The MSCI World equities index was down 0.6% in February (in GBP) with European benchmarks maintaining the positive momentum seen in January, while US and Chinese indices gave back some of their recent gains. Latest CPI and PCE inflation prints exceeded expectations and, coupled with stronger consumer spending and confidence data, this paved the way for the market to price in an extended tightening cycle. Most Economists see the likelihood of a near term recession as low, as employment remains high, China recovery is gathering pace and corporates are in a relatively good shape with strong balance sheets and pricing power. Looking further into 2023, the possibility of central bank overtightening, geopolitical uncertainty and eroding savings still present risks to growth, with many market observers predicting the US will slip into a recession in late 2023 or early 2024. Notwithstanding this backdrop, we remain optimistic that the Longevity Consumer is well positioned to demonstrate relative resilience in this uncertain time, underpinned by stronger savings balances among the longevity population and relatively inelastic demand for healthcare.
Portfolio positioning and performance
The Pacific Longevity & Social Change strategy returned +1% in February (in GBP), outperforming its global benchmark with strong alpha generation across all of its focus sectors – Healthcare, Consumer Discretionary, Financials and Staples. On a stock level, the top three absolute contributors to Fund performance in February were Catalent, Pets at Home and Transmedics. The primary detractors were Service Corp, Tandem Diabetes and Columbia Sportwear.
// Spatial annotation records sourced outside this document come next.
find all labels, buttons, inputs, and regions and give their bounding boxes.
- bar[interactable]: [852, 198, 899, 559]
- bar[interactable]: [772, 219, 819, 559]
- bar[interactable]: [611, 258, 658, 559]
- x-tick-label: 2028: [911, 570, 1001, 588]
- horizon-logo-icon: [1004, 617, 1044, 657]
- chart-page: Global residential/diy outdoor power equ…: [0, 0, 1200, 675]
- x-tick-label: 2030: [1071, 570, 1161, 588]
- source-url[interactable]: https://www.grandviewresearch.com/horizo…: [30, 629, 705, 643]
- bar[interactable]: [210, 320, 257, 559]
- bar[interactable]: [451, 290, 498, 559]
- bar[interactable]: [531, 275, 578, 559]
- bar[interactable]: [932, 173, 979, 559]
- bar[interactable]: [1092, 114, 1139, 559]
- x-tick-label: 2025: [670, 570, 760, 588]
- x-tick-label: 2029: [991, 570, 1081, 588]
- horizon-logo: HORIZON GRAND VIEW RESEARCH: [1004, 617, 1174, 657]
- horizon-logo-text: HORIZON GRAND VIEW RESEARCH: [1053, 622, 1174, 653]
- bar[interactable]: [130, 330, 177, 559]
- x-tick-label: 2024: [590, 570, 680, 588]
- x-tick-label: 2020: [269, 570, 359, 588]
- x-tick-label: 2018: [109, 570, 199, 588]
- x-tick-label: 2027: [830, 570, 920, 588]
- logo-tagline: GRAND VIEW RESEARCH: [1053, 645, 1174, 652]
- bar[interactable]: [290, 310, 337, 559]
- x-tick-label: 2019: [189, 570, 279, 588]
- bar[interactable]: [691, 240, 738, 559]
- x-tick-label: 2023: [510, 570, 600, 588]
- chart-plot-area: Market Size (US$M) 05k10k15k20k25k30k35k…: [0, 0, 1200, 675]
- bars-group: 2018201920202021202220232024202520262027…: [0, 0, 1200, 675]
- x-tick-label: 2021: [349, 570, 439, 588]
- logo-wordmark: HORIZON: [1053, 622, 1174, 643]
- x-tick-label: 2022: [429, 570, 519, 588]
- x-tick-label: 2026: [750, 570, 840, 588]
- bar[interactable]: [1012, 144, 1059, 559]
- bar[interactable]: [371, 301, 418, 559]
While the Healthcare sector remained out of favour in February (-3% in GBP), our Healthcare holdings outperformed the benchmark and delivered a positive return. Catalent was up sharply on bid speculation, Transmedics reported a strong close to the year and Align rerated after a Q4 which showed upside on most key metrics including a sequential improvement in the volume of aligners. The strongest performers in Financials were Julius Baer and UBS – two beneficiaries of the ongoing rates tightening in Europe and (further out) reopening in China. Consumer Discretionary holdings delivered another strong month driven by Pets at Home, Brunswick and Booking. Booking reported a strong Q4, which confirmed further share gains and still resilient travel spending. The result was underscored by a commitment to a sizeable share buyback over the coming years.
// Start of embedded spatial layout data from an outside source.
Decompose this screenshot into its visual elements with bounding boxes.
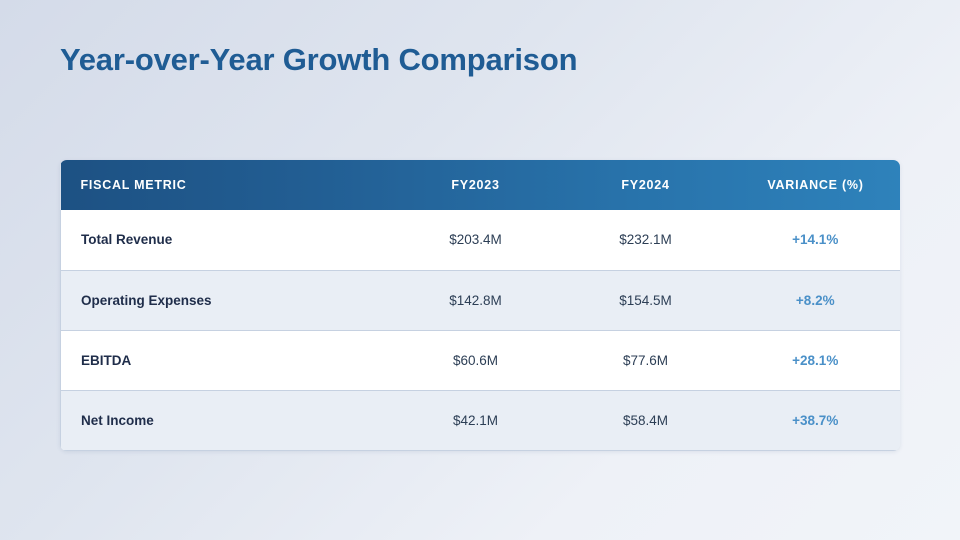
column-header-fy2023[interactable]: FY2023 — [391, 160, 561, 210]
table-row[interactable]: Total Revenue $203.4M $232.1M +14.1% — [61, 210, 901, 270]
comparison-table-card: FISCAL METRIC FY2023 FY2024 VARIANCE (%)… — [60, 160, 900, 451]
cell-metric: EBITDA — [61, 330, 391, 390]
page-title: Year-over-Year Growth Comparison — [60, 42, 577, 78]
cell-metric: Operating Expenses — [61, 270, 391, 330]
cell-fy2023: $142.8M — [391, 270, 561, 330]
table-row[interactable]: Operating Expenses $142.8M $154.5M +8.2% — [61, 270, 901, 330]
cell-fy2024: $77.6M — [561, 330, 731, 390]
table-header: FISCAL METRIC FY2023 FY2024 VARIANCE (%) — [61, 160, 901, 210]
cell-metric: Total Revenue — [61, 210, 391, 270]
column-header-variance[interactable]: VARIANCE (%) — [731, 160, 901, 210]
column-header-fy2024[interactable]: FY2024 — [561, 160, 731, 210]
cell-variance: +38.7% — [731, 390, 901, 450]
cell-variance: +14.1% — [731, 210, 901, 270]
comparison-table: FISCAL METRIC FY2023 FY2024 VARIANCE (%)… — [60, 160, 900, 451]
column-header-fiscal-metric[interactable]: FISCAL METRIC — [61, 160, 391, 210]
cell-variance: +28.1% — [731, 330, 901, 390]
table-body: Total Revenue $203.4M $232.1M +14.1% Ope… — [61, 210, 901, 450]
slide-canvas: Year-over-Year Growth Comparison FISCAL … — [0, 0, 960, 540]
cell-fy2024: $154.5M — [561, 270, 731, 330]
table-header-row: FISCAL METRIC FY2023 FY2024 VARIANCE (%) — [61, 160, 901, 210]
cell-fy2024: $232.1M — [561, 210, 731, 270]
cell-variance: +8.2% — [731, 270, 901, 330]
cell-fy2023: $60.6M — [391, 330, 561, 390]
cell-fy2023: $203.4M — [391, 210, 561, 270]
cell-metric: Net Income — [61, 390, 391, 450]
table-row[interactable]: EBITDA $60.6M $77.6M +28.1% — [61, 330, 901, 390]
cell-fy2024: $58.4M — [561, 390, 731, 450]
table-row[interactable]: Net Income $42.1M $58.4M +38.7% — [61, 390, 901, 450]
cell-fy2023: $42.1M — [391, 390, 561, 450]
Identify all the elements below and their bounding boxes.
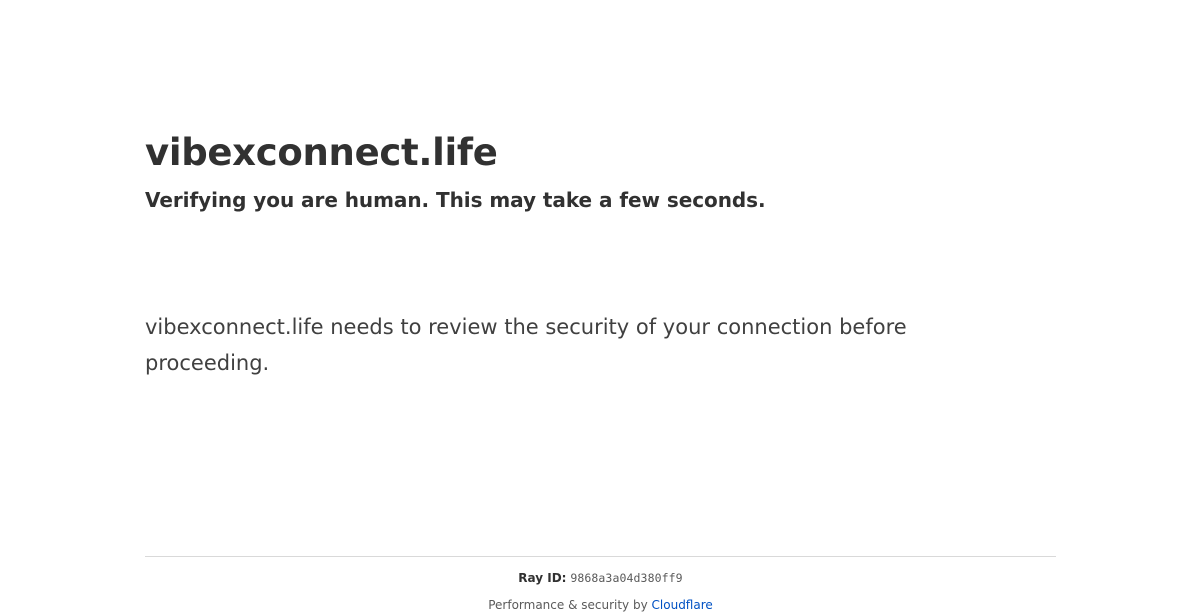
footer-inner: Ray ID: 9868a3a04d380ff9 Performance & s… [145, 557, 1056, 614]
challenge-content: vibexconnect.life Verifying you are huma… [145, 0, 1055, 381]
challenge-widget-slot[interactable] [145, 221, 1055, 309]
ray-id-value: 9868a3a04d380ff9 [570, 571, 682, 585]
challenge-page: vibexconnect.life Verifying you are huma… [0, 0, 1200, 600]
challenge-header: vibexconnect.life Verifying you are huma… [145, 0, 1055, 213]
ray-id-label: Ray ID: [518, 571, 566, 585]
page-title: vibexconnect.life [145, 131, 1055, 175]
footer: Ray ID: 9868a3a04d380ff9 Performance & s… [145, 556, 1056, 614]
challenge-body-text: vibexconnect.life needs to review the se… [145, 309, 945, 381]
footer-attribution: Performance & security by Cloudflare [145, 597, 1056, 614]
challenge-subtitle: Verifying you are human. This may take a… [145, 187, 1055, 213]
ray-id: Ray ID: 9868a3a04d380ff9 [145, 570, 1056, 587]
Looking at the Longevity & Social Change performance by theme, the Longevity Consumer was once again the top contributor, followed by Healthcare. We expect quality consumer brands to remain resilient in the near future, supported by leaner inventory levels, easing supply chain headwinds, innovation and ongoing reopening in China. The Later Living theme was held back by Funeral Services and Health Insurance while Education & Wellbeing saw weakness in Screening.
Outlook
As we move through 2023 ongoing challenges are presented by persistent inflation, tight labour markets and higher costs of financing. Despite this, we believe the outlook for the Longevity and Social Change universe remains robust. Across the globe, populations continue to age and this creates opportunities for companies that provide products and services which cater to changing consumption patterns driven by shifts in demography. With the cost of capital climbing and inflation still running high we believe companies with strong management and a track record of execution should prove to be good long-term investments. We remain focused on identifying high quality companies with proven operating models and strong innovation characteristics that have exposure to the durable and resilient growth offered by the Longevity and Social Change theme.